A subsequent research effort examined the incidence and nature of adverse events in Colorado and Utah in 1992.4 In this study, 66% of all adverse events were surgical in nature. Adverse events included technique-related complications, postoperative bleeding, infections of all types, medication-related injury, and deep venous thrombosis. Approximately 12% of all hospital deaths were associated with a surgical adverse event. Considering all adverse events, 54% were deemed preventable.

Canadian researchers report somewhat similar findings regarding surgical adverse events. In a study of 192 general surgery patients for a period of 1,277 days, they reported that 39% of the patients suffered a total of 144 complications. Two of these complications were fatal, and 10 were life threatening. Of the 144 complications, 26 (18%) were considered preventable. Seventy-eight percent of the adverse events occurred during or after surgery. Of particular interest is that 80% of these adverse events were never reviewed during morbidity and mortality rounds, and 95% were not recorded on the discharge summary. (5)

Knowledge regarding errors and adverse events in outpatient surgical settings remains limited. One report provides some insight into some of the problems associated with liposuction. In a census survey, the mortality rate for liposuction was reported as 19.1 per 100,000. Thromboembolism was cited as the number one cause of death. Most of these deaths (77.7%) occurred in an outpatient setting, but it is not clear how they related to medical errors. Researchers speculate that procedural risk factors and lack of medical supervision during the postoperative period were major factors contributing to negative outcomes. (6) It is possible that latent errors, such as discharging patients home rather than admitting them for observation, contributed to some of these deaths.

An analysis of data from the National Patient Safety Bench-marking Center, Safety-Centered Solutions, Inc, shows that the five most financially costly adverse events are related to surgery, non-surgical treatment, nosocomial infections, medication errors, and pressure ulcers.

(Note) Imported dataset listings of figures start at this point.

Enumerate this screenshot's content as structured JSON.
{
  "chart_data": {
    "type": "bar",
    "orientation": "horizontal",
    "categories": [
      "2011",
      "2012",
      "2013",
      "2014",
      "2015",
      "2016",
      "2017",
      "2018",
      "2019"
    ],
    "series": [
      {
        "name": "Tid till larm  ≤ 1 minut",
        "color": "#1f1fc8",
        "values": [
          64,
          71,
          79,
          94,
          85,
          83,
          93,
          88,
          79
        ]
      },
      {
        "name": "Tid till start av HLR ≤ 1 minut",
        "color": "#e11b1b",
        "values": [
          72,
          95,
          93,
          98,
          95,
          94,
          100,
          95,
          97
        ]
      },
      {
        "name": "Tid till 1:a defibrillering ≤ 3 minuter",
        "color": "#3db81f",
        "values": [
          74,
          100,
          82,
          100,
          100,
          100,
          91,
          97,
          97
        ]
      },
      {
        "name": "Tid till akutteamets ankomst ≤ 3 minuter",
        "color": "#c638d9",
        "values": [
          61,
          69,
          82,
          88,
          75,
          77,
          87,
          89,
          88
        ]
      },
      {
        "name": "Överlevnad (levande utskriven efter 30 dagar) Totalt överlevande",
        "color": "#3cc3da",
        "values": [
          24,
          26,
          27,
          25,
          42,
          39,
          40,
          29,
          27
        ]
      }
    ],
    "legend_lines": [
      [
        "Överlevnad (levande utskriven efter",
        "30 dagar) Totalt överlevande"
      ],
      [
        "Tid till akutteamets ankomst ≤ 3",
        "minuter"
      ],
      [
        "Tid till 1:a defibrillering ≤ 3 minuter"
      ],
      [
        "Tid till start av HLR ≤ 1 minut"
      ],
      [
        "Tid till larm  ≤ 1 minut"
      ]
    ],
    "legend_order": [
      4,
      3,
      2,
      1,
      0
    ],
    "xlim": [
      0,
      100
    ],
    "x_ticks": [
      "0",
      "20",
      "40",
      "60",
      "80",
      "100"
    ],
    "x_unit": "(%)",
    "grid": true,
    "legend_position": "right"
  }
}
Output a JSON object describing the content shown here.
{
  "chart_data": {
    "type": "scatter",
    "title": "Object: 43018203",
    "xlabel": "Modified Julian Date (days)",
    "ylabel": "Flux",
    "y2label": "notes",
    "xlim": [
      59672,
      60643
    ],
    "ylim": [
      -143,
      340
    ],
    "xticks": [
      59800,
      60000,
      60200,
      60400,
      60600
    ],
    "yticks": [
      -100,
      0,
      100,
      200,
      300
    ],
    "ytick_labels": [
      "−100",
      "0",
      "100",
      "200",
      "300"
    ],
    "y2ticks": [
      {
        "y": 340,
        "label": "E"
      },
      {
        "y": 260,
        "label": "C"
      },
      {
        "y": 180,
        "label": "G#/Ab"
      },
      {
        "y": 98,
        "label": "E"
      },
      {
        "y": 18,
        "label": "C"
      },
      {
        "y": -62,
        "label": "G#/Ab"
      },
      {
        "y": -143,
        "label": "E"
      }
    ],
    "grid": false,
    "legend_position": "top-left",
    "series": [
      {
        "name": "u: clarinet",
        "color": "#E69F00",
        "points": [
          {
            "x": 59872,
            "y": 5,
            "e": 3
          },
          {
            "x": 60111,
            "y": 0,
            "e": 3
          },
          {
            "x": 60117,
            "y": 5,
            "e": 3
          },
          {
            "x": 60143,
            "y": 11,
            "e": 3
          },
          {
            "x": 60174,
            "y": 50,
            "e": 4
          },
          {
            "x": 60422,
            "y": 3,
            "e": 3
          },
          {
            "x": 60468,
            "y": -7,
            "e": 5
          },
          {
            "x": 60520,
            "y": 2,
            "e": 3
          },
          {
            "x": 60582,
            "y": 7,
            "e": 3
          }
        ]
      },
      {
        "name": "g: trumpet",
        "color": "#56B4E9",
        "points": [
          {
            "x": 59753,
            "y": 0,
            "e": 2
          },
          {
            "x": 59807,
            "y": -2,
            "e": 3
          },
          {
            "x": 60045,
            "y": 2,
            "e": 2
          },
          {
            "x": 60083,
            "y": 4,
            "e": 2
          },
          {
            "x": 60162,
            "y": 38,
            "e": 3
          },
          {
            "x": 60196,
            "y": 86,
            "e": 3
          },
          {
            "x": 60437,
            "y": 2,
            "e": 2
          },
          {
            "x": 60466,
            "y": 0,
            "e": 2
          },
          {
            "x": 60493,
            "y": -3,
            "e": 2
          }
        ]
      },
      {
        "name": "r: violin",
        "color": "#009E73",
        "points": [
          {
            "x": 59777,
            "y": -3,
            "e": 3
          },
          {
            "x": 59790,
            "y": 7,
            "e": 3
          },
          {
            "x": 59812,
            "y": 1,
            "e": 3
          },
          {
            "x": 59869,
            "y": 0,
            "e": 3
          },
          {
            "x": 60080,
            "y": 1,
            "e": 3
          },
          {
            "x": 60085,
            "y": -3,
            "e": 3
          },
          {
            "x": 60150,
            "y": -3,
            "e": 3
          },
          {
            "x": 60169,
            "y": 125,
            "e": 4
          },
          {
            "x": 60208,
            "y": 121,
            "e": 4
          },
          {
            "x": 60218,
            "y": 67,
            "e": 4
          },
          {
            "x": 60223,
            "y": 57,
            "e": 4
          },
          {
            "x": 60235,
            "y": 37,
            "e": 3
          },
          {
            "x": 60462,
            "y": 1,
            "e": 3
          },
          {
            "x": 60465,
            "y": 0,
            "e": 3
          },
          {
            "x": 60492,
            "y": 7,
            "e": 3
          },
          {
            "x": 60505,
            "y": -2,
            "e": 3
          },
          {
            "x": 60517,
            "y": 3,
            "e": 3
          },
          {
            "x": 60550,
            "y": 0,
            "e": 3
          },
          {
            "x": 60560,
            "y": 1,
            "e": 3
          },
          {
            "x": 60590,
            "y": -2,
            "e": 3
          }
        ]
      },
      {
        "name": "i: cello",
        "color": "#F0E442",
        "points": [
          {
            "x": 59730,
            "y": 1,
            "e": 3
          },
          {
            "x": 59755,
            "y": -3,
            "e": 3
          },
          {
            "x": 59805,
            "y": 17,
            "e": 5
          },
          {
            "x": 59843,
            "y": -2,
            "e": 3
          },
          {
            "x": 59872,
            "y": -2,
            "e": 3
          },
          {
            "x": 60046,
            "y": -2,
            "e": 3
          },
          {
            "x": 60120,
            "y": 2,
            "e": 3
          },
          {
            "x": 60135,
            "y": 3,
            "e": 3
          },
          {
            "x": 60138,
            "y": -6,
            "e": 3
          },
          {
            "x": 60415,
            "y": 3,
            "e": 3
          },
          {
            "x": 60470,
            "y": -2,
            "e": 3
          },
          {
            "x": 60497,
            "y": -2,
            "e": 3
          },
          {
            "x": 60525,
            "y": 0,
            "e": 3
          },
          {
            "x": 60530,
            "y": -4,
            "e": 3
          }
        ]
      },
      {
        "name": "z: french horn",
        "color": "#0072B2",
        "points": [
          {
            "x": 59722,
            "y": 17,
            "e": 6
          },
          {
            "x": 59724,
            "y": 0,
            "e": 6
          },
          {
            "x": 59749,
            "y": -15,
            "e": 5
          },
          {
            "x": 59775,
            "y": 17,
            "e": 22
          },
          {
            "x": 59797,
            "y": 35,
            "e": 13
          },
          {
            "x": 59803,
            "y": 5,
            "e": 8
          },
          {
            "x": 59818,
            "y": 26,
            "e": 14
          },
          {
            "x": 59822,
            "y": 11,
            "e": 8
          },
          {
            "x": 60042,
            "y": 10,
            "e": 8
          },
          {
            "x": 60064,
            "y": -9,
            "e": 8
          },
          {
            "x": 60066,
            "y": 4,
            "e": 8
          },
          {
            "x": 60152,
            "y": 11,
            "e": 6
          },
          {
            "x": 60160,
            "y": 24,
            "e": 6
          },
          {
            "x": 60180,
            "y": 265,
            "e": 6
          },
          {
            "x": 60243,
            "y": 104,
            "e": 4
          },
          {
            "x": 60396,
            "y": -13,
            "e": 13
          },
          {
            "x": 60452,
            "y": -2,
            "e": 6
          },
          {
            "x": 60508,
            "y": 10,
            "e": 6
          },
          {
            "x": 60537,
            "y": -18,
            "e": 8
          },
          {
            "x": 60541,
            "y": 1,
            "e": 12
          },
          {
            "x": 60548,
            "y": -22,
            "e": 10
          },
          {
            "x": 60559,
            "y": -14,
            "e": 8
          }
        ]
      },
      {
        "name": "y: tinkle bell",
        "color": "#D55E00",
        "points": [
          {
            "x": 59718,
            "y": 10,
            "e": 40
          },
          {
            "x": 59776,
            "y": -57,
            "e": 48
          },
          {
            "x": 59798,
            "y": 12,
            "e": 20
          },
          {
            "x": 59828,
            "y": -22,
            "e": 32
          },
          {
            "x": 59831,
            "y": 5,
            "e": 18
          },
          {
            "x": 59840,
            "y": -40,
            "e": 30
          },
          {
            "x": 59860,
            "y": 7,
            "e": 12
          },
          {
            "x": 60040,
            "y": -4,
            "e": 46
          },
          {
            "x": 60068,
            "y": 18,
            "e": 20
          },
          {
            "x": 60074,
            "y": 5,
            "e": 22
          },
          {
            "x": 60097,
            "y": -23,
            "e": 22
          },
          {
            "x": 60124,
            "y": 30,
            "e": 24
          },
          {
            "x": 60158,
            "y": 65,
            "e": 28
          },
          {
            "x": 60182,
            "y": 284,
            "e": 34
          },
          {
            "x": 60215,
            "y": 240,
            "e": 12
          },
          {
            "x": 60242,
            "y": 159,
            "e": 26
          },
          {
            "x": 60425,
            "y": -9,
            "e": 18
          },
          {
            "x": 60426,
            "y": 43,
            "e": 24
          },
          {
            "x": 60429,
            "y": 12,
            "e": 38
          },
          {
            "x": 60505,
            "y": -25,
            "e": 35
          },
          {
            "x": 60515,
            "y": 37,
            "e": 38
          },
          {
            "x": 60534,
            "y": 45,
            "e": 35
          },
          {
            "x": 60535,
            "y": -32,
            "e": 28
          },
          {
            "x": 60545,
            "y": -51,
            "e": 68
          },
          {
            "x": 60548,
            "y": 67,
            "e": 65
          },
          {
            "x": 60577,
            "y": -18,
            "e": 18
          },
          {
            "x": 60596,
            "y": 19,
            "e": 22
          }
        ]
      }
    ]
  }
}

These adverse events account for 81.5% of the total costs in the center's database. The most common adverse events listed in the database are related to surgery (20%), medication errors (16%), nonsurgical treatment (14.8%), patient falls (8.8%), and nosocomial infections (7.5%). (7)

AORN'S COMMITMENT

AORN is committed to providing quality, safe patient care, thus preventing errors and adverse events during the perioperative phases of care. Although these efforts have been ongoing, AORN is renewing its commitment. AORN's President, Board of Directors, and staff members are enthusiastically approaching this initiative with energy and focus. AORN also is seeking feedback from its members to learn how these initiatives can be targeted to address clinical needs, problems, and concerns.